In the above formula, R ₁ , R ₂ , R ₃ , R ₄ , R ₅ , R ₆ , R ₇ , R ₈ , R ₉ , R ₁₀ are independently H, C 1 -C 8 straight or branched alkyl group or cycloalkyl . The method of claim 1, wherein the crosslinking agent is 1,3,4,6-tetrakis (methoxymethyl) tetrahydroimidazo [4,5-d] imidazole-2,5 (1h, 3h) -dione (1, 3,4,6-tetrakis (methoxymethyl) tetrahydroimidazo [4,5-d] imidazole-2,5 (1h, 3h) -dione), 1,3-bis (methoxymethyl) -2-imidazolidone ( 1,3-Bis (methoxymethyl) -2-imidazolidone), bis (methoxymethyl) (oxydimethylene) urea (Bis (methoxymethyl) (oxydimethylene) urea), 3,5-bis (butoxymethyl) tetrahydro- 4H-1,3,5-oxadiazine-4-one (3,5-Bis (butoxymethyl) tetrahydro-4H-1,3,5-oxadiazin-4-one), 3,4,6-tetrakis ( Butoxymethyl) tetrahydroimidazo (4,5-d) -2,5 (1H, 3H) dione (3,4,6-Tetrakis (butoxymethyl) tetrahydroimidazo (4,5-d) imidazole-2,5 ( 1H, 3H) -dione), 1,3-bis (methoxymethyl) benzimidazol-2-one (1,3-bis (methoxymethyl) benzimidazol-2-one), 1,3-bis (methoxymethyl ) -1,3-diazin-2-one (1,3-bis (methoxymethyl) -1,3-diazinan-2-one), 1,3-bis (ethoxymethyl) imidazolidine-2- On (1,3-bis (ethoxymethyl) imidazol idin-2-one), 1,3-bis (2-methylpropoxymethyl) imidazolidin-2-one (1,3-bis (2-methylpropoxymethyl) imidazolidin-2-one) and 1,3, 4,6 trakis (2-methylpropoxymethyl) -3a, 6a-dihydroimidazo [4,5-d] imidazole-2,5-dione (1,3,4,6-tetrakis (2- Methylpropoxymethyl) -3a, 6a-dihydroimidazo [4,5-d] imidazole-2,5-dione) The coloring photosensitive resin composition characterized by the above-mentioned.
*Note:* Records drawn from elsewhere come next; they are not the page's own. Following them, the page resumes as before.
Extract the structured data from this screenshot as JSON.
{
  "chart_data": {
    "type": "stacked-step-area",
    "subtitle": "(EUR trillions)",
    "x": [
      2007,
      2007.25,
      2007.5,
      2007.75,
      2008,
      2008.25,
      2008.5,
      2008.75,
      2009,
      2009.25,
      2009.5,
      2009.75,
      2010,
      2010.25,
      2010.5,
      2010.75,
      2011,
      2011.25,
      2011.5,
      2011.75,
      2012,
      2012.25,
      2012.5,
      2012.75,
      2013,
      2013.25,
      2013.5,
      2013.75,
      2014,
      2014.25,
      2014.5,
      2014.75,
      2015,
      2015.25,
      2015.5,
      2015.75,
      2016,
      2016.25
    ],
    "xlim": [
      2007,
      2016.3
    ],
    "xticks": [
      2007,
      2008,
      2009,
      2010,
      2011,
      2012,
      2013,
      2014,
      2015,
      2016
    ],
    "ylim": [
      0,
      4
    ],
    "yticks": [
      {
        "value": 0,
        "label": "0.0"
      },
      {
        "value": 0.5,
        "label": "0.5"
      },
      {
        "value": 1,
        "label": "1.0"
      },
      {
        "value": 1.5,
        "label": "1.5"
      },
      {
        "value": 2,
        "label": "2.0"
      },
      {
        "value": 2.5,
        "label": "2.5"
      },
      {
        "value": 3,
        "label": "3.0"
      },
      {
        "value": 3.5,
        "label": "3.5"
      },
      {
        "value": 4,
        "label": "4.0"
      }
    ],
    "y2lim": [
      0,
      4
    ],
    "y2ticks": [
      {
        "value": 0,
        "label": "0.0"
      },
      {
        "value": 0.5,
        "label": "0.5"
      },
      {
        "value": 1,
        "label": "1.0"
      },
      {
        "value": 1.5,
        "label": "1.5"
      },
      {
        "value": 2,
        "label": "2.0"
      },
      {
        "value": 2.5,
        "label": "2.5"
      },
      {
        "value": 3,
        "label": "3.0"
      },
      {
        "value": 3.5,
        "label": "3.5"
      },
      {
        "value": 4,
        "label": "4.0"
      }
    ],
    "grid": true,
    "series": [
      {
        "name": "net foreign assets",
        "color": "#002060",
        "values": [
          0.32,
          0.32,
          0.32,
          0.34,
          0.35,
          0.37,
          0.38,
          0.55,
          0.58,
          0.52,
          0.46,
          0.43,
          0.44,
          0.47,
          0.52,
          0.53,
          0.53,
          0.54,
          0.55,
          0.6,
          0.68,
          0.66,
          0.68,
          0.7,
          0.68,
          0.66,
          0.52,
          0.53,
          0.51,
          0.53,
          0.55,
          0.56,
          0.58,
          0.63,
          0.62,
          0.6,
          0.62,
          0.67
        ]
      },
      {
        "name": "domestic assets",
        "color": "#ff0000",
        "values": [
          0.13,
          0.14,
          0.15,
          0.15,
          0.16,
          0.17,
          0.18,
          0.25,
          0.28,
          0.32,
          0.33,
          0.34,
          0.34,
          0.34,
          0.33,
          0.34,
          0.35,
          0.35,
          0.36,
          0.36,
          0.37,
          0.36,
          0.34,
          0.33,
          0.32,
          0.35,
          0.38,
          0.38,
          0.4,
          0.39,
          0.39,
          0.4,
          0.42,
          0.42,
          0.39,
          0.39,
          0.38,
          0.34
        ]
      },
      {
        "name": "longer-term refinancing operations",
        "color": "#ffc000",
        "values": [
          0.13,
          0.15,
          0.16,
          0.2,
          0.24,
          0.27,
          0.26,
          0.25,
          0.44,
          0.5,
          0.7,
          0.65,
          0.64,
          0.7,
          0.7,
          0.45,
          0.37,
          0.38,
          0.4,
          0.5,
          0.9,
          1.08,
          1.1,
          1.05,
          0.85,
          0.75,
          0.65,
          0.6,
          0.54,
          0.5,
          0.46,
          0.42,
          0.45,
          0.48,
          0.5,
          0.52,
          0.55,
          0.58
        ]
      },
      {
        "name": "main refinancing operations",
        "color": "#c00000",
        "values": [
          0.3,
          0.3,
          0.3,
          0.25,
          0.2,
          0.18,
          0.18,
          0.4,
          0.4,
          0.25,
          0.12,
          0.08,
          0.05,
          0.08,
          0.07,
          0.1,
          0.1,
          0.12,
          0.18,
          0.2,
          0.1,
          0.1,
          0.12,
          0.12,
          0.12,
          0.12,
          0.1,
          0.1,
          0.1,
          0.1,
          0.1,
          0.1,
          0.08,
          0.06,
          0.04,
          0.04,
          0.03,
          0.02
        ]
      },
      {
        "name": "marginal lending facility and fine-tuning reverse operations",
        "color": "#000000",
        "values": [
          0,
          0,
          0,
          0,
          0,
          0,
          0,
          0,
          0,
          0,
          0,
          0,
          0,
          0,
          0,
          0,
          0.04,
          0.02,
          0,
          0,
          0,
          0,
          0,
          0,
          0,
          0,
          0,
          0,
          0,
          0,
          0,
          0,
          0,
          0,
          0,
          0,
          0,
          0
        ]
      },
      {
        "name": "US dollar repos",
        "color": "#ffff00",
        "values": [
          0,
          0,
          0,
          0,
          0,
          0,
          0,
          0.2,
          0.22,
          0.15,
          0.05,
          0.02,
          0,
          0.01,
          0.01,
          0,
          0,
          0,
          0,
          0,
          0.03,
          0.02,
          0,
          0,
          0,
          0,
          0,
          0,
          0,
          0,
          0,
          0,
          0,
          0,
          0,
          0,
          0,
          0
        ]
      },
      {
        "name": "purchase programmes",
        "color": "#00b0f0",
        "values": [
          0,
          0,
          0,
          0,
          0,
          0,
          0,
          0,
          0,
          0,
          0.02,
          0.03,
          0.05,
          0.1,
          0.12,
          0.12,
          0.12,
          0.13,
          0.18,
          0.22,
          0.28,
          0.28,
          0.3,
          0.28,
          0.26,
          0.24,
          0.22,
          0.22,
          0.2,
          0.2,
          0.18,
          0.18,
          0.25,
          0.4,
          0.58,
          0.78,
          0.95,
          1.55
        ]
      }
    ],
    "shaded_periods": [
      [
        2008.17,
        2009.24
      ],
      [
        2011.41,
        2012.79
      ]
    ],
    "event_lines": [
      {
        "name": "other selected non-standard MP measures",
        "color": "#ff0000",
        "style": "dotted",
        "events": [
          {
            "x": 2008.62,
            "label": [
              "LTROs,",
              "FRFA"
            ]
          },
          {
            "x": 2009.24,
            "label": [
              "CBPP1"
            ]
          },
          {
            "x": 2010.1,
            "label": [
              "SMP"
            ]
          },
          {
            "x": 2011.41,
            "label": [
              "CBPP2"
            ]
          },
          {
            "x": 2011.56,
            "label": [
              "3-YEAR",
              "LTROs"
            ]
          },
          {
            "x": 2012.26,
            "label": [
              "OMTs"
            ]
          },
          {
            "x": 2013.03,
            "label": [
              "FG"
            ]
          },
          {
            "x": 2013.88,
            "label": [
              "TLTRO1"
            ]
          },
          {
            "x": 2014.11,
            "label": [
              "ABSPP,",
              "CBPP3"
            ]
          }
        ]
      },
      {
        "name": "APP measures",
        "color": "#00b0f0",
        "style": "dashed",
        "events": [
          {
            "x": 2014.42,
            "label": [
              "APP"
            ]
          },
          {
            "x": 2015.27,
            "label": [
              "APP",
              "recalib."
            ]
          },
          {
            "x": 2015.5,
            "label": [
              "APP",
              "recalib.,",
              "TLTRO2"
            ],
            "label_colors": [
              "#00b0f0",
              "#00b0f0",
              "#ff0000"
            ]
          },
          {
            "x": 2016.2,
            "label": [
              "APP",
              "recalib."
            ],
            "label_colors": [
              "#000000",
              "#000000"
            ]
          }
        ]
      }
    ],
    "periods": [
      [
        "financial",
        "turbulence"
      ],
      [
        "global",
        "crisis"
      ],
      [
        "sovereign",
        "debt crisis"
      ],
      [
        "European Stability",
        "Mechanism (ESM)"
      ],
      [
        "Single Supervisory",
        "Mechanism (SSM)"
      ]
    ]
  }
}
The colored photosensitive resin composition according to claim 1, wherein the colored photosensitive resin composition further comprises an additive. The colored photosensitive resin composition according to claim 5, wherein the additive is one kind or two or more kinds selected from the group consisting of a polymer compound, a surfactant, an adhesion promoter, an antioxidant, an ultraviolet absorber, and an anti-agglomerating agent. The color filter manufactured from the coloring photosensitive resin composition of any one of Claims 1-6. A liquid crystal display device comprising the color filter of claim 7.